Not surprisingly, consumer advocates are calling for increased regulatory scrutiny of banks following the collapse of Silicon Valley Bank. Here’s more:
“Rolling back common-sense safeguards to ensure banks were liquid enough to pay their depositors was clearly the wrong decision,” said Renita Marcellin, the advocacy and legislative director at Americans for Financial Reform. “These banks would have faced a tougher risk management framework under the original Dodd-Frank law. But bipartisan majorities in Congress weakened the law in 2018 and Trump-appointed regulators took it even further.”
Americans for Financial Reform made the following recommendations in the wake of the bank collapses:
"Congress should repeal the 2018 legislation and take up additional measures to protect financial stability and the public interest. But regulators should not wait; they can take steps now to make the system more stable while protecting consumers and investors. They should strengthen bank capital and liquidity rules and make use of the Financial Stability Oversight Council and the Office of Financial Research to identify emerging risks, designate firms as systemically important, and properly regulate both banks and non-banks. They should also implement the Dodd-Frank mandate to limit executive compensation."

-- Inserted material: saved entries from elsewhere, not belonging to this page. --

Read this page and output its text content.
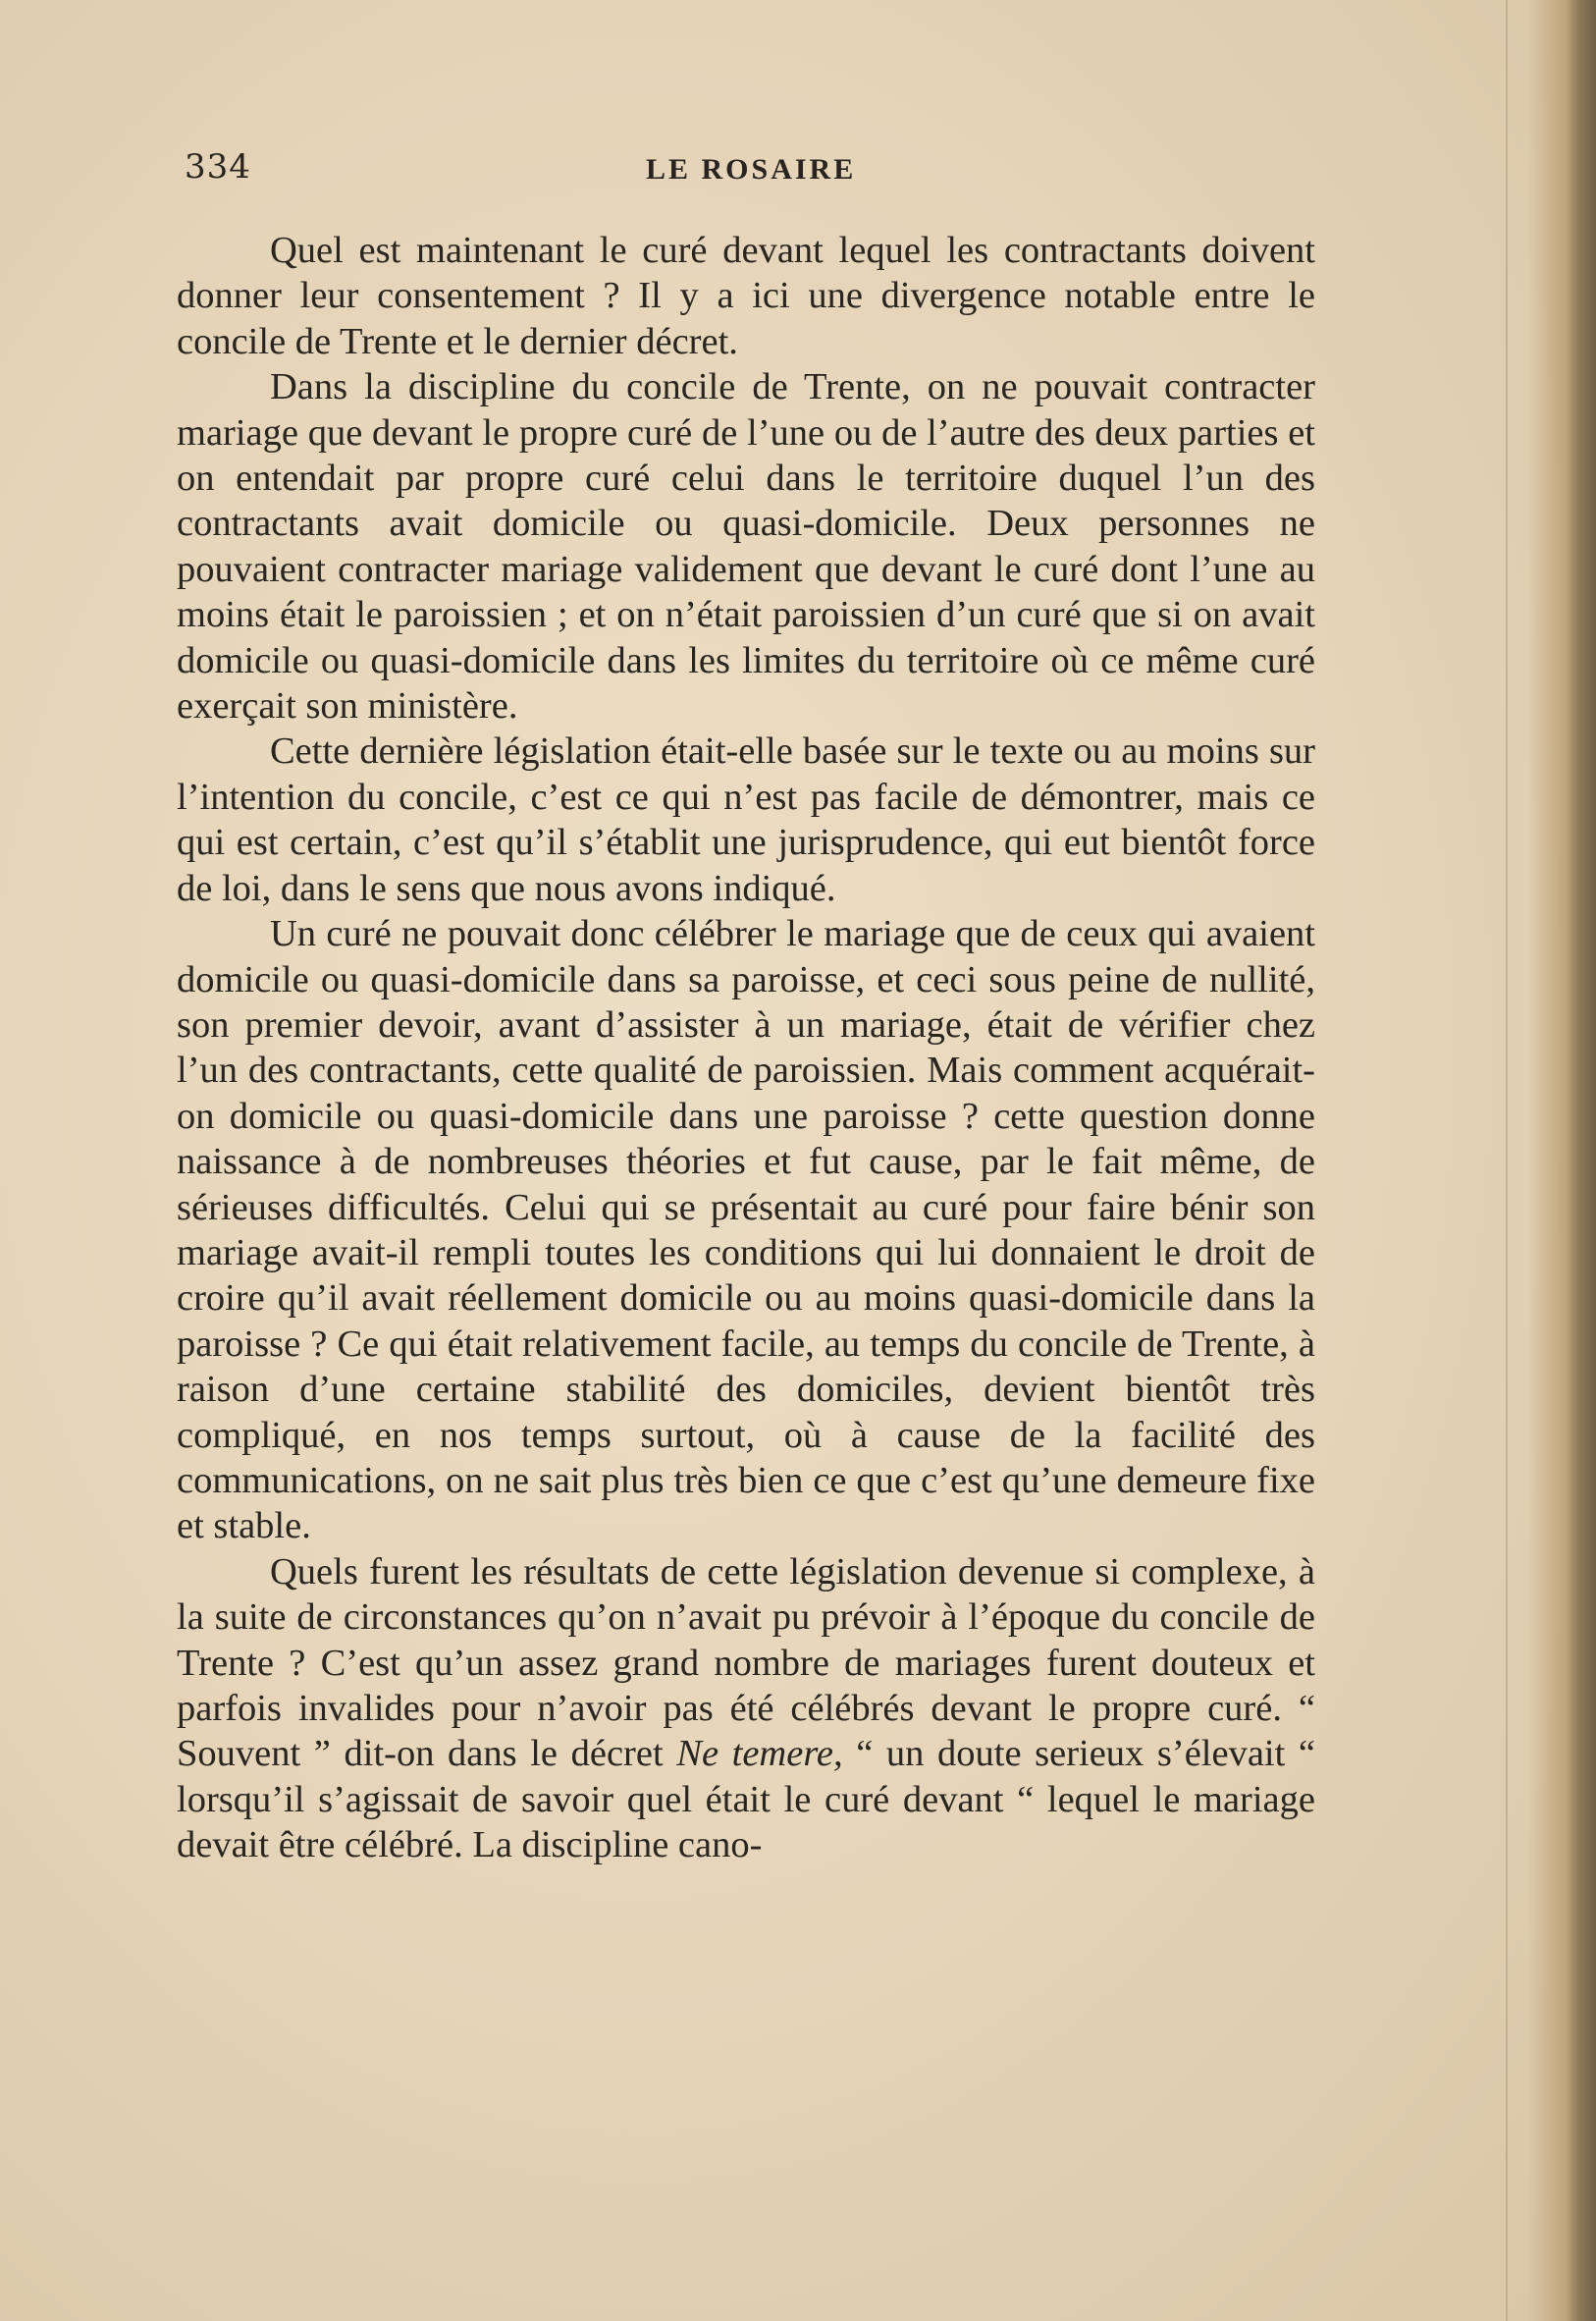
334	LE ROSAIRE

Quel est maintenant le curé devant lequel les contractants doivent donner leur consentement ? Il y a ici une divergence notable entre le concile de Trente et le dernier décret.

Dans la discipline du concile de Trente, on ne pouvait contracter mariage que devant le propre curé de l’une ou de l’autre des deux parties et on entendait par propre curé celui dans le territoire duquel l’un des contractants avait domicile ou quasi-domicile. Deux personnes ne pouvaient contracter mariage validement que devant le curé dont l’une au moins était le paroissien ; et on n’était paroissien d’un curé que si on avait domicile ou quasi-domicile dans les limites du territoire où ce même curé exerçait son ministère.

Cette dernière législation était-elle basée sur le texte ou au moins sur l’intention du concile, c’est ce qui n’est pas facile de démontrer, mais ce qui est certain, c’est qu’il s’établit une jurisprudence, qui eut bientôt force de loi, dans le sens que nous avons indiqué.

Un curé ne pouvait donc célébrer le mariage que de ceux qui avaient domicile ou quasi-domicile dans sa paroisse, et ceci sous peine de nullité, son premier devoir, avant d’assister à un mariage, était de vérifier chez l’un des contractants, cette qualité de paroissien. Mais comment acquérait-on domicile ou quasi-domicile dans une paroisse ? cette question donne naissance à de nombreuses théories et fut cause, par le fait même, de sérieuses difficultés. Celui qui se présentait au curé pour faire bénir son mariage avait-il rempli toutes les conditions qui lui donnaient le droit de croire qu’il avait réellement domicile ou au moins quasi-domicile dans la paroisse ? Ce qui était relativement facile, au temps du concile de Trente, à raison d’une certaine stabilité des domiciles, devient bientôt très compliqué, en nos temps surtout, où à cause de la facilité des communications, on ne sait plus très bien ce que c’est qu’une demeure fixe et stable.

Quels furent les résultats de cette législation devenue si complexe, à la suite de circonstances qu’on n’avait pu prévoir à l’époque du concile de Trente ? C’est qu’un assez grand nombre de mariages furent douteux et parfois invalides pour n’avoir pas été célébrés devant le propre curé. “ Souvent ” dit-on dans le décret Ne temere, “ un doute serieux s’élevait “ lorsqu’il s’agissait de savoir quel était le curé devant “ lequel le mariage devait être célébré. La discipline cano-
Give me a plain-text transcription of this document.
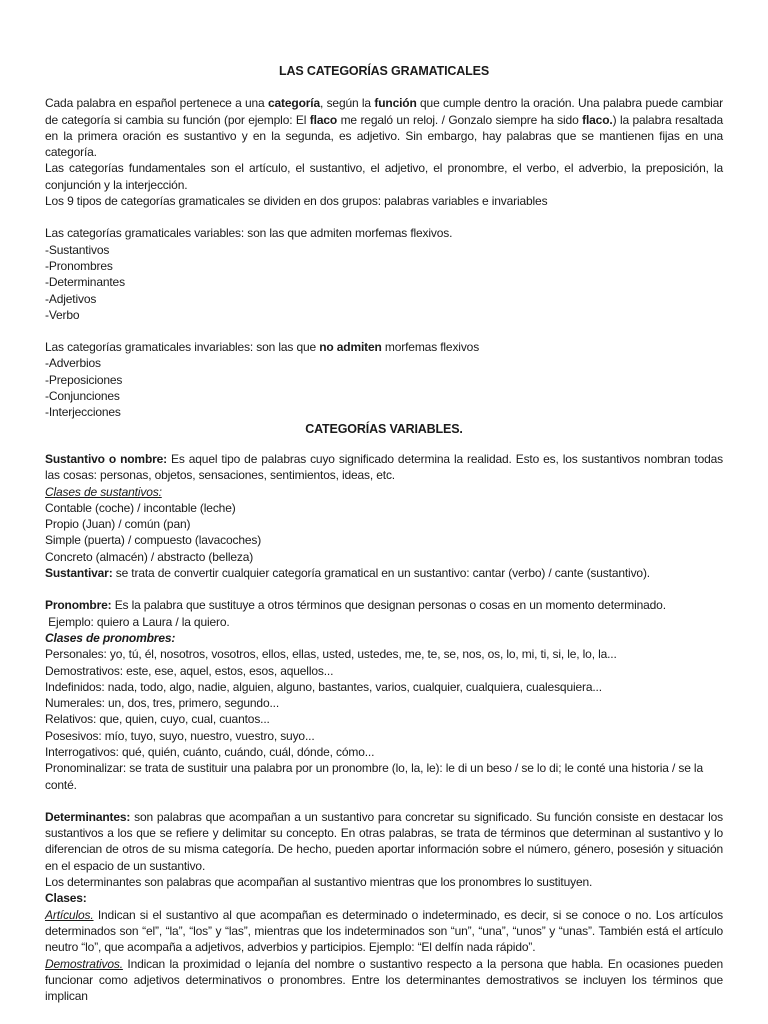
LAS CATEGORÍAS GRAMATICALES

Cada palabra en español pertenece a una categoría, según la función que cumple dentro la oración. Una palabra puede cambiar de categoría si cambia su función (por ejemplo: El flaco me regaló un reloj. / Gonzalo siempre ha sido flaco.) la palabra resaltada en la primera oración es sustantivo y en la segunda, es adjetivo. Sin embargo, hay palabras que se mantienen fijas en una categoría.

Las categorías fundamentales son el artículo, el sustantivo, el adjetivo, el pronombre, el verbo, el adverbio, la preposición, la conjunción y la interjección.

Los 9 tipos de categorías gramaticales se dividen en dos grupos: palabras variables e invariables

Las categorías gramaticales variables: son las que admiten morfemas flexivos.

-Sustantivos

-Pronombres

-Determinantes

-Adjetivos

-Verbo

Las categorías gramaticales invariables: son las que no admiten morfemas flexivos

-Adverbios

-Preposiciones

-Conjunciones

-Interjecciones

CATEGORÍAS VARIABLES.

Sustantivo o nombre: Es aquel tipo de palabras cuyo significado determina la realidad. Esto es, los sustantivos nombran todas las cosas: personas, objetos, sensaciones, sentimientos, ideas, etc.

Clases de sustantivos:

Contable (coche) / incontable (leche)

Propio (Juan) / común (pan)

Simple (puerta) / compuesto (lavacoches)

Concreto (almacén) / abstracto (belleza)

Sustantivar: se trata de convertir cualquier categoría gramatical en un sustantivo: cantar (verbo) / cante (sustantivo).

Pronombre: Es la palabra que sustituye a otros términos que designan personas o cosas en un momento determinado.

Ejemplo: quiero a Laura / la quiero.

Clases de pronombres:

Personales: yo, tú, él, nosotros, vosotros, ellos, ellas, usted, ustedes, me, te, se, nos, os, lo, mi, ti, si, le, lo, la...

Demostrativos: este, ese, aquel, estos, esos, aquellos...

Indefinidos: nada, todo, algo, nadie, alguien, alguno, bastantes, varios, cualquier, cualquiera, cualesquiera...

Numerales: un, dos, tres, primero, segundo...

Relativos: que, quien, cuyo, cual, cuantos...

Posesivos: mío, tuyo, suyo, nuestro, vuestro, suyo...

Interrogativos: qué, quién, cuánto, cuándo, cuál, dónde, cómo...

Pronominalizar: se trata de sustituir una palabra por un pronombre (lo, la, le): le di un beso / se lo di; le conté una historia / se la conté.

Determinantes: son palabras que acompañan a un sustantivo para concretar su significado. Su función consiste en destacar los sustantivos a los que se refiere y delimitar su concepto. En otras palabras, se trata de términos que determinan al sustantivo y lo diferencian de otros de su misma categoría. De hecho, pueden aportar información sobre el número, género, posesión y situación en el espacio de un sustantivo.

Los determinantes son palabras que acompañan al sustantivo mientras que los pronombres lo sustituyen.

Clases:

Artículos. Indican si el sustantivo al que acompañan es determinado o indeterminado, es decir, si se conoce o no. Los artículos determinados son “el”, “la”, “los” y “las”, mientras que los indeterminados son “un”, “una”, “unos” y “unas”. También está el artículo neutro “lo”, que acompaña a adjetivos, adverbios y participios. Ejemplo: “El delfín nada rápido”.

Demostrativos. Indican la proximidad o lejanía del nombre o sustantivo respecto a la persona que habla. En ocasiones pueden funcionar como adjetivos determinativos o pronombres. Entre los determinantes demostrativos se incluyen los términos que implican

On Junk Fees and Rising Rents
Sure, inflation is playing a role in rising housing costs, but one advocacy group is calling out the role of junk fees in the rapid rise of rents.
The National Consumer Law Center (NCLC) has released a report noting that while rents are rising nationally, a significant portion of that increase is due to what the consumer advocacy group calls "junk fees."
“Renters are already struggling to find safe and stable housing during a severe affordable housing shortage,” said April Kuehnhoff, senior attorney at the National Consumer Law Center and co-author of the report. “Now, on top of sky-high rent prices, renters are being forced to pay excessive and sometimes illegal late fees, as well as convenience fees, roommate fees, and even a fee just because it’s January!”
A Warning on Earned Wage Access
Sure, early access to earned wages can be a helpful financial management tool. It can also create a debt trap, as one advocacy group notes:
“Companies that offer loans directly to consumers against their next paycheck are marketing a technology-based form of payday loan, a harmful product that Vermont and other states have appropriately prohibited, with rates capped at 18% annually for single payment loans in Vermont,” said CRL policy counsel Monica Burks.
Burks and CRL noted that these companies are pressing other states - Kansas, Missouri, New York, and Georgia - in order to allow their lending model to continue unabated.
The model typically markets products as "free" to the consumer but also includes a suggested tip that often creates an effective interest rate as high as payday loans.
CRL is suggesting rate caps to prevent what it is suggesting would be a potential debt trap for employee borrowers.